3 Industry Leaders on the Future of Data Tooling

Specialized tooling has proliferated the data engineering community. This trend is growing, and the data infrastructures of modern organizations are becoming more modular. There’s a bright future ahead for data engineering, one in which the tools and technology we depend on are increasingly designed with depth and cohesion in mind.

We reached out to three leaders in the data engineering field who are among those leading the charge toward our modular future. We wanted to know:

“What technology or tools in the data science and/or data engineering space are you most excited about right now and why?”

Drew Banin, Co-founder Fishtown Analytics, core contributor to dbt

“The rise of the data warehouse is changing the landscape of the analytics world. At many organizations, the data warehouse unites all data practitioners: the scientists, the engineers, and all of the analysts in between. Whereas these folks historically worked with disparate datasets and used different tools, they now coalesce around the warehouse. As a result, these organizations are building analytical equity. The data cleansing and munging completed by an analyst for a specific BI report can be reused by a data scientist to, say, forecast revenue. This analytical equity means that modern organizations are doing more with their data, faster, and with fewer mistakes.

To this end, we’re building an open-source data modeling tool called dbt (data build tool). dbt harnesses the power of modern warehouses, and provides an engineering-inspired development workflow for analytics. With dbt, analysts can transform their raw data using SQL, then “materialize” these transformed datasets back into their warehouse. These transformations frequently depend on each other, making arbitrarily complex transformations straightforward to express in code. I’m tremendously excited about the growth, and potential of dbt. We’re seeing analysts solve their own problems where they previously needed to open tickets with an engineer. Moreover, these analysts are using git, opening pull requests, and using integration tests to verify the correctness of their logic. If you’re interested in checking out dbt, you can do so here.”

Chris Merrick, VP of Engineering @ Stitch Data

“I’m most excited about the decline of a technology: Hadoop. It’s a bear to work with and it’s actually remarkably inefficient for all but the largest data workloads, so it was really only appropriate for use in the largest organizations (though many engineers, including yours truly, tried it at smaller companies). Many new technologies now exist that retain Hadoop’s key benefit - distributed file storage separated from distributed processing - but are much more accessible, like BigQuery, Redshift Spectrum, Athena, Snowflake, Presto, and Spark. These technologies allow organizations of any size to store and retain all of their data affordably and only pay the cost of processing when they actually need to use it. In fact, because some of these new technologies work with Hadoop components like the Hadoop FileSystem (HDFS), many parts of the Hadoop ecosystem have bright futures, even if other parts like Hadoop MapReduce do not.”

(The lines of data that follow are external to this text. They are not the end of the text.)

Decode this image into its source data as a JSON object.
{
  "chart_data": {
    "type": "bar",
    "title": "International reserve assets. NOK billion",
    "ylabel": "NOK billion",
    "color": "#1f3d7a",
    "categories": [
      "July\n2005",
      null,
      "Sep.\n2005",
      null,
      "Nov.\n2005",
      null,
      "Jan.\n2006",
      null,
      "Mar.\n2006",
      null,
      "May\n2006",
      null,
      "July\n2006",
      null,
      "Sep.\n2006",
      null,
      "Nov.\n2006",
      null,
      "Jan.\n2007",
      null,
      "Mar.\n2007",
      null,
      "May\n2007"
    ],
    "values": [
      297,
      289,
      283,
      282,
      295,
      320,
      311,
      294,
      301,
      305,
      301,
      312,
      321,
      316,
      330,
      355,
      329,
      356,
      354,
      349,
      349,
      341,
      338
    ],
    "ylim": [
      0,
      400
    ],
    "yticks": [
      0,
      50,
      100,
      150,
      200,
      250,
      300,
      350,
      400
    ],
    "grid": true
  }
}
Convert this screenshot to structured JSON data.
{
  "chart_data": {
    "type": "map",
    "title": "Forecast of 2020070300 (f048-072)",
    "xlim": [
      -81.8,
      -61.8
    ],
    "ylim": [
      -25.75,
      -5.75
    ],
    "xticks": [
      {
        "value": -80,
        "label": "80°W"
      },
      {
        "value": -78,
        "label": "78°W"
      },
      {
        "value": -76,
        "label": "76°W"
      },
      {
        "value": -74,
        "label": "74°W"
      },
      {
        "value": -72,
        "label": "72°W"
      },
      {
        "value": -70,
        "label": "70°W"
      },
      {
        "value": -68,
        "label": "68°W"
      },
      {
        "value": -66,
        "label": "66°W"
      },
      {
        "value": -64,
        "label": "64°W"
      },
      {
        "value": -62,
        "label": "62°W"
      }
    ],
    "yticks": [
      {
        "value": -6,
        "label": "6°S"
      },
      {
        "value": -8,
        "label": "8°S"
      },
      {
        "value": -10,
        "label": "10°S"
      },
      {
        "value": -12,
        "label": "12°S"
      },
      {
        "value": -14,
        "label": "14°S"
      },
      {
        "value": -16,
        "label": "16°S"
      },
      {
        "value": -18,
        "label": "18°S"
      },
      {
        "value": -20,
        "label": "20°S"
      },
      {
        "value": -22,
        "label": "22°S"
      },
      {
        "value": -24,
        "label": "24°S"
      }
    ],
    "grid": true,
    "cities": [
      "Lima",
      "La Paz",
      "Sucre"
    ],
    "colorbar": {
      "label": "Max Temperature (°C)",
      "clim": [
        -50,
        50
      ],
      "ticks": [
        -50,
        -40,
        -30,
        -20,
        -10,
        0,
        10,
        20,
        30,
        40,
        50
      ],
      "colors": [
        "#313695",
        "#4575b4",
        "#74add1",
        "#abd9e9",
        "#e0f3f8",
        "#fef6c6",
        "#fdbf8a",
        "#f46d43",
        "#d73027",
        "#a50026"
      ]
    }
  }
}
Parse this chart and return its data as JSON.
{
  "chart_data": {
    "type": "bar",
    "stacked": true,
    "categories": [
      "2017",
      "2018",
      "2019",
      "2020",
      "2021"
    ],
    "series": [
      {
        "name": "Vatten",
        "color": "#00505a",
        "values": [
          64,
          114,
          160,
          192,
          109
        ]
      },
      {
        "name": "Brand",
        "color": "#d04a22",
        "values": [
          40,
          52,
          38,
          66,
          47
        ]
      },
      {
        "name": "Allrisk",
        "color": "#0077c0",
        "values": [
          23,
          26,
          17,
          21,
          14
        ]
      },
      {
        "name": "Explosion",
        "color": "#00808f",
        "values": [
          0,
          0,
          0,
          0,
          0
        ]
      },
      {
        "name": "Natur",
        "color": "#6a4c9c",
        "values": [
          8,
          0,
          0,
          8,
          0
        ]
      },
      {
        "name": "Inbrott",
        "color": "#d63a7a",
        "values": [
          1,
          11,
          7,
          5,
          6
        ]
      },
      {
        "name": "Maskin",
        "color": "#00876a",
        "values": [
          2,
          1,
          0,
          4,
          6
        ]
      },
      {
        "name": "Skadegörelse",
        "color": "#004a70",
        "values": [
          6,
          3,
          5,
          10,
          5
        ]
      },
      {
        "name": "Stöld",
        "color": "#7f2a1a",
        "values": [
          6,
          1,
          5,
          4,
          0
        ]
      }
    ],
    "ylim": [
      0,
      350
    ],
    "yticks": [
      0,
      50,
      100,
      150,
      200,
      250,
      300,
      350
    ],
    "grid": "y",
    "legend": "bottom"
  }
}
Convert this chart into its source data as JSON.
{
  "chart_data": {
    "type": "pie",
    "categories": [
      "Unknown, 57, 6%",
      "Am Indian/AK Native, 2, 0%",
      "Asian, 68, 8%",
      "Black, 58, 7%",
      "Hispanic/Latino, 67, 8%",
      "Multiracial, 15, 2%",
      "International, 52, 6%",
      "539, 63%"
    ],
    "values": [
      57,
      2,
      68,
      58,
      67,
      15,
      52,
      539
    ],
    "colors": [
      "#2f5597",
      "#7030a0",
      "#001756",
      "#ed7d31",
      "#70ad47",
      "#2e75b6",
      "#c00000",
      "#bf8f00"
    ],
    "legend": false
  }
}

James Campbell, Data Scientist/Researcher @ Laboratory for Analytic Sciences; core contributor to Great Expectations

“I’m most excited about tools that help manage and compose sets of models at a very practical level so people can more rapidly iterate on each others’ work. From improving the plumbing that gets data to the right places (yay for awesome message queues and democratized distributed compute), to expressive ways of expressing semantically rich tests for a system (great expectations!), to facilitating feedback and continuous retraining of models (the commingling of continuous integration and containerization practices into data science workflows), I see a lot of new developments and opportunities for making it easy to deal with complexity. That lets us build really expressive and powerful systems quickly.

Of course, more complex systems introduce a lot of risk as well. It’s like why my dad didn’t want power windows in our car: one more thing to break. I think that’s the exciting (and challenging) opportunity–finding ways to both have the complexity we want and also be able to maintain values we need–like being able to explain our actions and being confident in our reasons. I hope that as those tools become more accessible, we’ll be able to engage more people in thinking about the critical questions of what data we need to build and which questions are truly important. And from a practical perspective, my day is less likely to be ruined when I have tools that make it easy to check my work in good ways. That’s why I’ve helped create Great Expectations: it aims at a sweet spot of providing a really practical way of expressing what we expect to be true in a data system, so we can remain confident in the integrity of a complicated analytic process.”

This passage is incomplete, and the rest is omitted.